Department of Obstetrics and Fetal-Maternal Medicine (S.H., G.M., P.V., G.R.O., J.P., M.K.), Reproductive Biology Unit, Medical University of Vienna, A-1090 Vienna, Austria; Division of Biomedical Sciences (G.W.), St Georges's University of London, Londo SW17 0RE, United Kingdom; and Gynmed Clinic (C.F.), A-1150 Vienna, Austria.
Endocrinology. 2014 Jan;155(1):263-74. doi: 10.1210/en.2013-1455. Epub 2013 Dec 20.
Failures in human extravillous trophoblast (EVT) development could be involved in the pathogenesis of pregnancy diseases. However, the underlying mechanisms have been poorly characterized. Here, we provide evidence that Notch signaling could represent a key regulatory pathway controlling trophoblast proliferation, motility, and differentiation. Immunofluorescence of first-trimester placental tissues revealed expression of Notch receptors (Notch2 and Notch3) and membrane-anchored ligands (delta-like ligand [DLL] 1 and -4 and Jagged [JAG] 1 and -2) in villous cytotrophoblasts (vCTBs), cell column trophoblasts (CCTs), and EVTs. Notch4 and Notch1 were exclusively expressed in vCTBs and in CCTs, respectively. Both proteins decreased in Western blot analyses of first-trimester, primary cytotrophoblasts (CTBs) differentiating on fibronectin. Luciferase reporter analyses suggested basal, canonical Notch activity in SGHPL-5 cells and primary cells that was increased upon seeding on DLL4-coated dishes and diminished in the presence of the Notch/γ-secretase inhibitors N-[N-(3,5-difluorophenacetyl-l-alanyl)]-S-phenylglycine t-butyl ester (DAPT) or L-685,458. Bromodeoxyuridine labeling, cyclin D1 mRNA expression, and cell counting indicated that chemical inhibition of Notch signaling elevated proliferation in the different primary trophoblast model systems. Notch inhibition also increased motility of SGHPL-5 cells through uncoated and fibronectin-coated Transwells, motility of primary CTBs, as well as migration in villous explant cultures on collagen I. Accordingly, small interfering RNA-mediated gene silencing of Notch1 also elevated SGHPL-5 cell migration. In contrast, motility of primary cultures and SGHPL-5 cells was diminished in the presence of DLL4. Moreover, DAPT increased markers of differentiated EVT, ie, human leukocyte antigen G1, integrin α5, and T-cell factor 4, whereas DLL4 provoked the opposite. In summary, the data suggest that canonical Notch signaling impairs motility and differentiation of first-trimester CTBs.

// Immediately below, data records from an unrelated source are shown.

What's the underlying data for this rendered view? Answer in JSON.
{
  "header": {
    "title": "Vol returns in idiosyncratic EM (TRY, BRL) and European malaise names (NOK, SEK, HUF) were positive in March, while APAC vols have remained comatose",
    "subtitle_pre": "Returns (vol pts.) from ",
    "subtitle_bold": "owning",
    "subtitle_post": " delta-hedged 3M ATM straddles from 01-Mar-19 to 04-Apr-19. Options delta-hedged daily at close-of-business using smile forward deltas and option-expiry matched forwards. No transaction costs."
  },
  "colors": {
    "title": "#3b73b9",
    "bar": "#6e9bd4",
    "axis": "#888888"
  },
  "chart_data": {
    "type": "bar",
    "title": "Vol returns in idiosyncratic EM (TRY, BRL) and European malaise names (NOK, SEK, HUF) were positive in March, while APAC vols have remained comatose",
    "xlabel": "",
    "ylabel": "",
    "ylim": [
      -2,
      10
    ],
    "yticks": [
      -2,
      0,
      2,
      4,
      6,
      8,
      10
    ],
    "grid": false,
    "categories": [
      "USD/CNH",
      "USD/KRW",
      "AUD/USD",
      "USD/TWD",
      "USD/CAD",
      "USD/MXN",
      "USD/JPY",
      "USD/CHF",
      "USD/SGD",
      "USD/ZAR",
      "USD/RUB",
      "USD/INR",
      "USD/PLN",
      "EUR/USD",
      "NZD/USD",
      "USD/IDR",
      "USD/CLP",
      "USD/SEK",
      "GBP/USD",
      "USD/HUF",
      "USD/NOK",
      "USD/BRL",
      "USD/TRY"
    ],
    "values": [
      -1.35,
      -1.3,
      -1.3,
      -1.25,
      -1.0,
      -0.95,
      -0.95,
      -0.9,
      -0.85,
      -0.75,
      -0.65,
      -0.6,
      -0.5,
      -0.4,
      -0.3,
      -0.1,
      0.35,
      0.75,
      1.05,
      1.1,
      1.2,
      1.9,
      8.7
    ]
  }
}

人类绒毛外滋养细胞 (EVT) 发育失败可能与妊娠疾病的发病机制有关。然而,其潜在机制尚未得到充分描述。在这里,我们提供的证据表明,Notch 信号可能代表控制滋养细胞增殖、运动和分化的关键调节途径。对早孕期胎盘组织的免疫荧光显示,Notch 受体(Notch2 和 Notch3)和膜锚定配体(Delta-like 配体 [DLL]1 和-4 以及 Jagged [JAG]1 和-2)在绒毛细胞滋养细胞(vCTB)、细胞柱滋养细胞(CCT)和 EVT 中表达。Notch4 和 Notch1 分别仅在 vCTB 和 CCT 中表达。在纤维连接蛋白上分化的早孕期原代细胞滋养细胞 (CTB) 的 Western blot 分析中,两种蛋白的表达均减少。荧光素酶报告分析表明,SGHPL-5 细胞和原代细胞中存在基础的、经典的 Notch 活性,在接种 DLL4 包被的培养皿后增加,而在存在 Notch/γ-分泌酶抑制剂 N-[N-(3,5-二氟苯乙酰基)-L-苯丙氨酸]-S-苯甘氨酸叔丁酯(DAPT)或 L-685,458 时减少。溴脱氧尿苷标记、cyclin D1 mRNA 表达和细胞计数表明,Notch 信号的化学抑制可增加不同原代滋养细胞模型系统中的增殖。Notch 抑制还通过未包被和纤维连接蛋白包被的 Transwell 增加 SGHPL-5 细胞的运动性、原代 CTB 的运动性以及在胶原 I 上的绒毛外植体培养中的迁移。因此,Notch1 的小干扰 RNA 介导的基因沉默也增加了 SGHPL-5 细胞的迁移。相反,在 DLL4 存在下,原代培养物和 SGHPL-5 细胞的运动性降低。此外,DAPT 增加了分化的 EVT 标志物,即人类白细胞抗原 G1、整合素 α5 和 T 细胞因子 4,而 DLL4 则引起相反的作用。总之,数据表明,经典的 Notch 信号会损害早孕期 CTB 的运动性和分化。